Sí, la mayoría de los poetas somos mejores cuando escribimos. Y escribimos, creo, para que nos quieran.


Imagen: títere de Marina Tapia Pérez para representar el poema "A un hombre sentado", de Ana Delgado Cortés

10 de diciembre de 2009

El síndrome de Zelig

Criticaba un amigo el otro día la enloquecida actividad artística de un Madrid en el que bares, cafés, centros culturales, bibliotecas, albergan día sí, día también, su grupito de poetas.

En medio de este universo -en expansión- de comunidades artísticas, me pregunto hasta qué punto esta convivencia impulsa al poeta concreto, individual, a permanecer fiel a su camino. Suponiendo, claro está, que se dirija realmente hacia algún sitio o -aún más suponer-  que de ir a alguna parte sepa hacia dónde se encamina...
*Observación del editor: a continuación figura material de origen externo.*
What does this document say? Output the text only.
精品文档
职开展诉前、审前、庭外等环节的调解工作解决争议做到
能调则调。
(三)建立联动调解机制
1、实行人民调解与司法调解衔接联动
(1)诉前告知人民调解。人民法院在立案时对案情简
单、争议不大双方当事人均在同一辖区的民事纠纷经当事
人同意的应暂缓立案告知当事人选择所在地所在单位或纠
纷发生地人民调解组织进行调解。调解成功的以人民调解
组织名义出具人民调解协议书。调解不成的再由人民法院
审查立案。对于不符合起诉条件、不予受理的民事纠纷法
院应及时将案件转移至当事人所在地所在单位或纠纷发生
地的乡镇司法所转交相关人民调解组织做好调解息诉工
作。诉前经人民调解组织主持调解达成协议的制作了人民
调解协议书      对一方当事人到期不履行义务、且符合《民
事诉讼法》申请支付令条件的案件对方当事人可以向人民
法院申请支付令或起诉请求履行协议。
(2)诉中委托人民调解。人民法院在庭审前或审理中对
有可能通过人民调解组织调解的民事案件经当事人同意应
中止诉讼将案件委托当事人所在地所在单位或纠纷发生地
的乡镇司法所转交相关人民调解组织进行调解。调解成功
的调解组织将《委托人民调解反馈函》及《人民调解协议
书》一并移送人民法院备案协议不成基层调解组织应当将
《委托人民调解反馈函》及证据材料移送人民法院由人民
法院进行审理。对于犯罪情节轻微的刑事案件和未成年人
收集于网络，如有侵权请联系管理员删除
El caso es que las tertulias, talleres, grupos, colectivos o agrupaciones más o menos estables de poetas se mueven en un doble filo y exigen, por lo tanto, un equilibio a menudo difícil entre el individualismo, inherente a toda manifestación artística, y la cooperación.

Asidua de grupos literarios desde mis tiempos en la Universidad, valoro en estos grupos justamente aquello mismo que rechazo: lo inevitable que resulta que el arte evolucione a partir del contacto con los otros.
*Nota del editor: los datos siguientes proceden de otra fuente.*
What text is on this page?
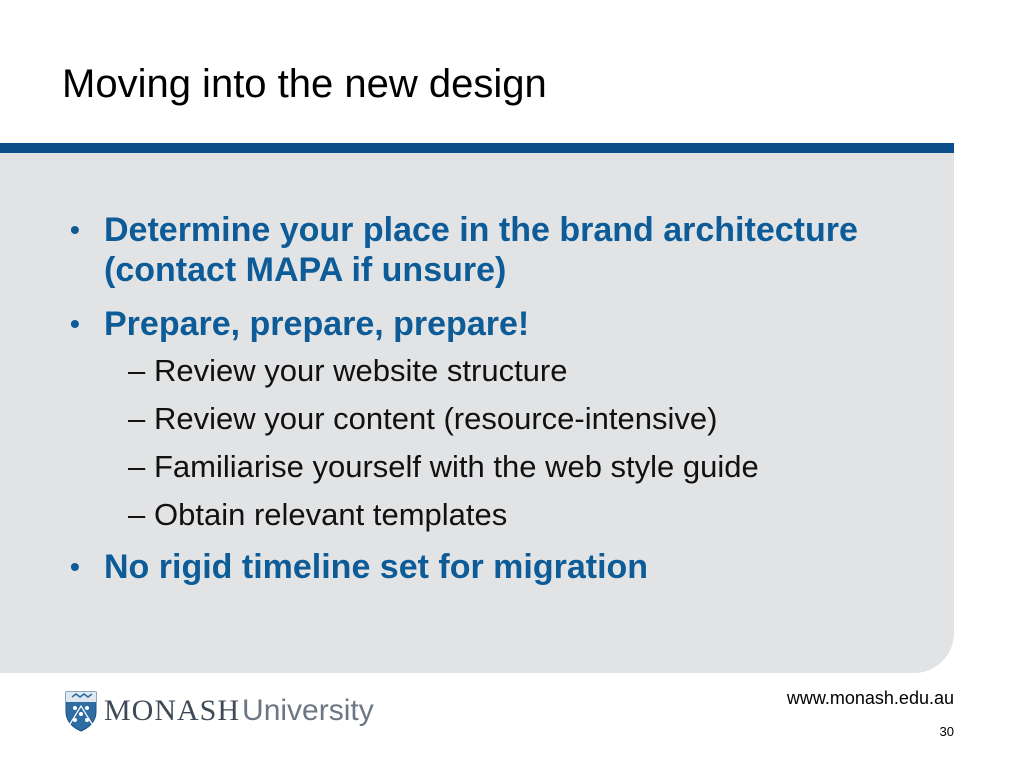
Moving into the new design
• Determine your place in the brand architecture (contact MAPA if unsure)
• Prepare, prepare, prepare!
– Review your website structure
– Review your content (resource-intensive)
– Familiarise yourself with the web style guide
– Obtain relevant templates
• No rigid timeline set for migration
MONASH University	www.monash.edu.au
30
Porque lo que ocurre es que el escritor en comunidad se ve, en primer lugar, motivado a la producción, urgido por la propia dinámica de un grupo que se nutre de la actividad de sus componentes. Multiplica su acceso a textos y lecturas y, lo que es más importante, relativiza su creación limando, en el mejor de los casos, aquello de su obra que es demasiado él mismo, aquello que, fruto de un excesivo apego a su individualidad, es más exhibición egocéntrica que arte.

Pero he ahí, precisamente, el principal peligro. Salir en exceso de uno mismo, impulsado por el gusto colectivo, puede acabar convirtiendo a estos poetas en "profesionales", en el sentido que Gombrowicz daba a este apelativo en su discurso Contra los poetas: "podemos definir al poeta profesional como un ser que no se puede expresar a sí mismo, porque tiene que expresar los versos".
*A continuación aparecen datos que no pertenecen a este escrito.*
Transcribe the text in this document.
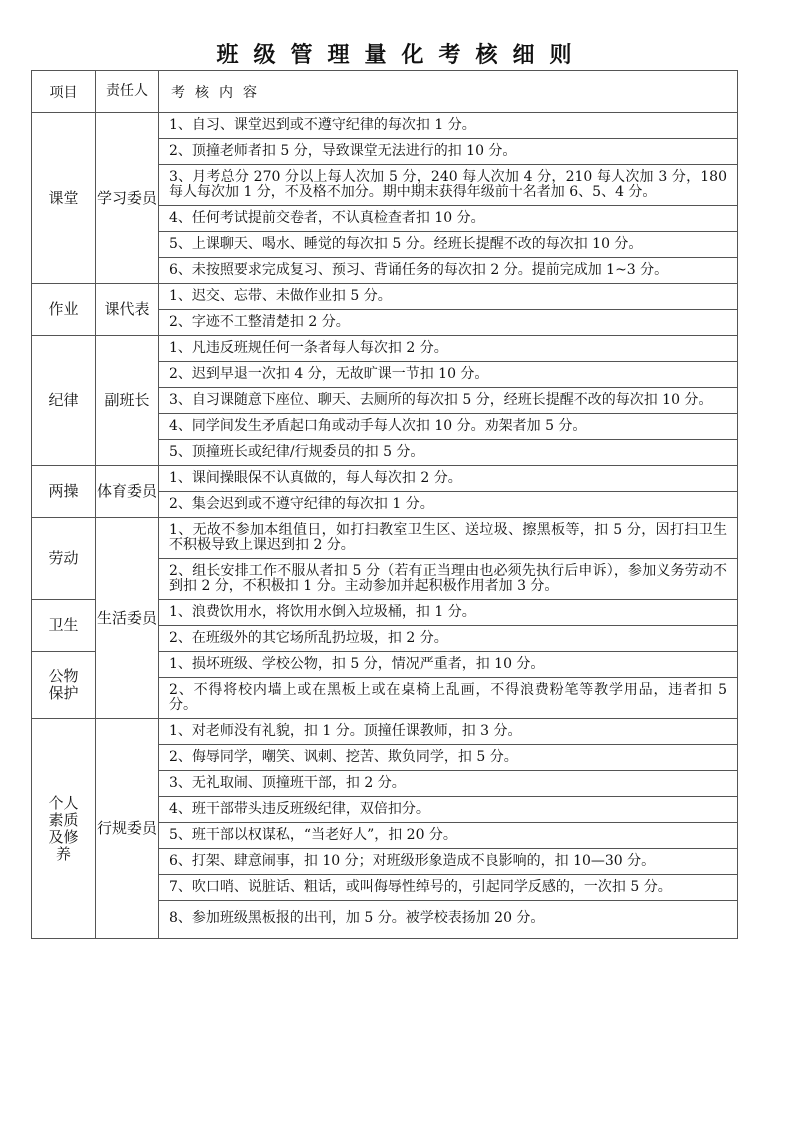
班级管理量化考核细则
项目	责任人	考核内容
课堂	学习委员	1、自习、课堂迟到或不遵守纪律的每次扣 1 分。
		2、顶撞老师者扣 5 分，导致课堂无法进行的扣 10 分。
		3、月考总分 270 分以上每人次加 5 分，240 每人次加 4 分，210 每人次加 3 分，180 每人每次加 1 分，不及格不加分。期中期末获得年级前十名者加 6、5、4 分。
		4、任何考试提前交卷者，不认真检查者扣 10 分。
		5、上课聊天、喝水、睡觉的每次扣 5 分。经班长提醒不改的每次扣 10 分。
		6、未按照要求完成复习、预习、背诵任务的每次扣 2 分。提前完成加 1~3 分。
作业	课代表	1、迟交、忘带、未做作业扣 5 分。
		2、字迹不工整清楚扣 2 分。
纪律	副班长	1、凡违反班规任何一条者每人每次扣 2 分。
		2、迟到早退一次扣 4 分，无故旷课一节扣 10 分。
		3、自习课随意下座位、聊天、去厕所的每次扣 5 分，经班长提醒不改的每次扣 10 分。
		4、同学间发生矛盾起口角或动手每人次扣 10 分。劝架者加 5 分。
		5、顶撞班长或纪律/行规委员的扣 5 分。
两操	体育委员	1、课间操眼保不认真做的，每人每次扣 2 分。
		2、集会迟到或不遵守纪律的每次扣 1 分。
劳动	生活委员	1、无故不参加本组值日，如打扫教室卫生区、送垃圾、擦黑板等，扣 5 分，因打扫卫生不积极导致上课迟到扣 2 分。
		2、组长安排工作不服从者扣 5 分（若有正当理由也必须先执行后申诉），参加义务劳动不到扣 2 分，不积极扣 1 分。主动参加并起积极作用者加 3 分。
卫生		1、浪费饮用水，将饮用水倒入垃圾桶，扣 1 分。
		2、在班级外的其它场所乱扔垃圾，扣 2 分。
公物保护		1、损坏班级、学校公物，扣 5 分，情况严重者，扣 10 分。
		2、不得将校内墙上或在黑板上或在桌椅上乱画，不得浪费粉笔等教学用品，违者扣 5 分。
个人素质及修养	行规委员	1、对老师没有礼貌，扣 1 分。顶撞任课教师，扣 3 分。
		2、侮辱同学，嘲笑、讽刺、挖苦、欺负同学，扣 5 分。
		3、无礼取闹、顶撞班干部，扣 2 分。
		4、班干部带头违反班级纪律，双倍扣分。
		5、班干部以权谋私，“当老好人”，扣 20 分。
		6、打架、肆意闹事，扣 10 分；对班级形象造成不良影响的，扣 10—30 分。
		7、吹口哨、说脏话、粗话，或叫侮辱性绰号的，引起同学反感的，一次扣 5 分。
		8、参加班级黑板报的出刊，加 5 分。被学校表扬加 20 分。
Se me ocurre que los grupos pueden llegar a convertir a los artistas en una suerte de Zelig, el genial protagonista de la película de Woody Allen, que se modela y se inventa a sí mismo a partir del gusto o el interés de quien tiene enfrente. Porque el poeta se alimenta y retroalimenta de los suyos. Aunque también sea Gombrowicz quien advierte: "mi arte ha crecido no tanto en contacto con personas semejantes a mí, sino de la relación con el adversario".

Yo, en cambio, confieso que mi arte ha crecido en contacto con los poetas. No puedo escribir contra ellos ni dejar de encontrar utilidad en el intercambio que se produce con cada encuentro. Sin embargo, es ese ajuste a veces inevitable hacia el otro, ese gusto común que se construye o esa búsqueda de aceptación o (por qué no decirlo) de halago, lo que nos destruye como artistas.

Alerta, pues, ante el síndrome de Zelig, ante el compadreo y la creación indiferenciada que alimentan determinados círculos poéticos. No sea que de verdad tengamos que "parar la producción cultural" madrileña "para ver si lo que producimos tiene todavía alguna vinculación con nosotros". Gombrowicz, nuevamente.